Diab and Thaer are among the estimated 1,600 to 2,000 Palestinians detained in Israeli prisons staging a mass hunger strike to protest prison conditions and the practice of administrative detention, a controversial Israeli military practice that allows authorities to detain people indefinitely.
The process also allows for detention based on secret evidence, and there is no requirement to charge the detainees or to allow them to stand trial.
Diab and Halahlah, members of the Gaza-based militant group Islamic Jihad, have been in custody for nine months and 22 months, respectively, under administrative detention.
An Israeli foreign ministry spokesman, Yigal Palmor, told CNN that both men "were arrested for their direct involvement in promoting terror" and suggested that administrative detention constituted "the only available means to thwart the danger" the men posed to Israel.
Looking pale and weak, both men appeared in wheelchairs before the Israeli high court Thursday while their lawyers petitioned the judges that they be released, arguing that their continued detention was illegal and that their deteriorating medical conditions should be taken into consideration.
The court was expected to rule on the matter Sunday, but no decision was forthcoming.

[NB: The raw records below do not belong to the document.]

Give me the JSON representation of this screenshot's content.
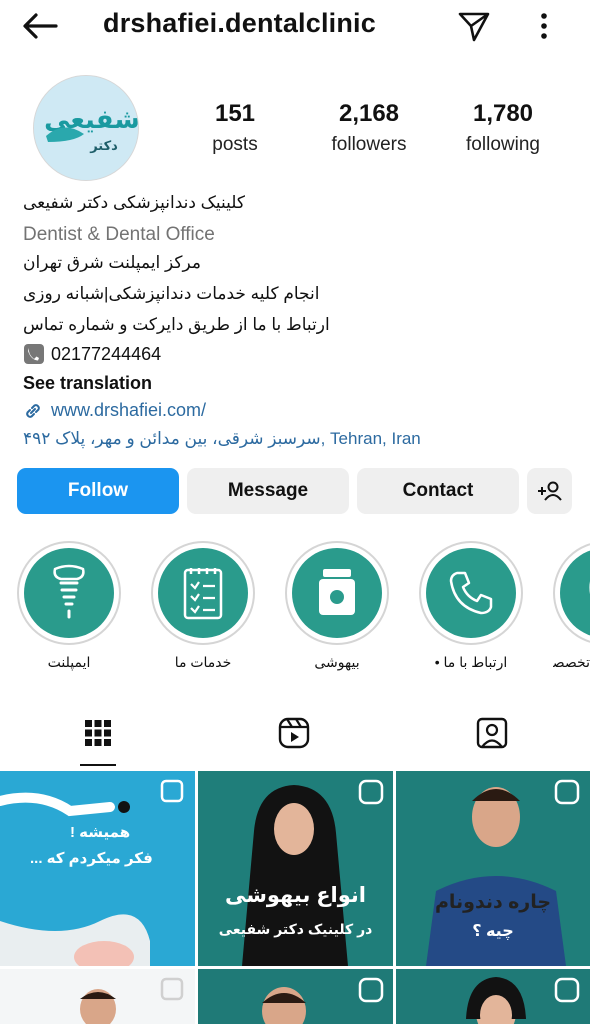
{
  "header": {
    "username": "drshafiei.dentalclinic",
    "icons": [
      "back-arrow-icon",
      "send-icon",
      "more-vertical-icon"
    ]
  },
  "profile": {
    "avatar_text": [
      "شفیعی",
      "دکتر"
    ],
    "stats": [
      {
        "value": "151",
        "label": "posts"
      },
      {
        "value": "2,168",
        "label": "followers"
      },
      {
        "value": "1,780",
        "label": "following"
      }
    ]
  },
  "bio": {
    "name": "کلینیک دندانپزشکی دکتر شفیعی",
    "category": "Dentist & Dental Office",
    "lines": [
      "مرکز ایمپلنت شرق تهران",
      "انجام کلیه خدمات دندانپزشکی|شبانه روزی",
      "ارتباط با ما از طریق دایرکت و شماره تماس"
    ],
    "phone": "02177244464",
    "see_translation": "See translation",
    "website": "www.drshafiei.com/",
    "address": "سرسبز شرقی، بین مدائن و مهر، پلاک ۴۹۲, Tehran, Iran"
  },
  "actions": {
    "follow": "Follow",
    "message": "Message",
    "contact": "Contact"
  },
  "highlights": [
    {
      "label": "ایمپلنت",
      "icon": "implant-icon"
    },
    {
      "label": "خدمات ما",
      "icon": "checklist-icon"
    },
    {
      "label": "بیهوشی",
      "icon": "medicine-jar-icon"
    },
    {
      "label": "ارتباط با ما •",
      "icon": "phone-icon"
    },
    {
      "label": "تخصصی •",
      "icon": "tooth-icon"
    }
  ],
  "tabs": [
    "grid-icon",
    "reels-icon",
    "tagged-icon"
  ],
  "grid_posts": [
    {
      "text_line1": "همیشه !",
      "text_line2": "فکر میکردم که ..."
    },
    {
      "text_line1": "انواع بیهوشی",
      "text_line2": "در کلینیک دکتر شفیعی"
    },
    {
      "text_line1": "چاره دندونام",
      "text_line2": "چیه ؟"
    }
  ],
  "colors": {
    "follow_bg": "#1b95f0",
    "secondary_btn_bg": "#efefef",
    "link": "#2c6aa0",
    "highlight_bg": "#2a9b8c"
  }
}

Amany Daify, a project coordinator for Physicians for Human Rights, an Israeli group advocating on behalf of the hunger striking prisoners, said both prisoners "are in a life-threatening condition" and continued to refuse to be given minerals or liquids.
"There is no documented history of any person who survived without food or supplements beyond 75 days," Daify said.
According to a spokeswoman for the Israeli Prison Service, Diab is being held at an Israeli hospital while Halahlah is being cared for at prison medical facility.
More than 4,500 Palestinian prisoners are in Israeli prisons for a variety of offenses, ranging from rock-throwing to murder. Of these, about 300 are being held in administrative detention, according to rights groups.
The vast majority of prisoners refusing to eat began their protest on April 17, while a handful have been without food for longer.
While hunger strikes are not a new tactic of Palestinian resistance, a series of recent and high-profile cases have brought increased attention to the practice and served as a rallying cry for Palestinians, who have staged multiple protests in the West Bank and Gaza in support of prisoners.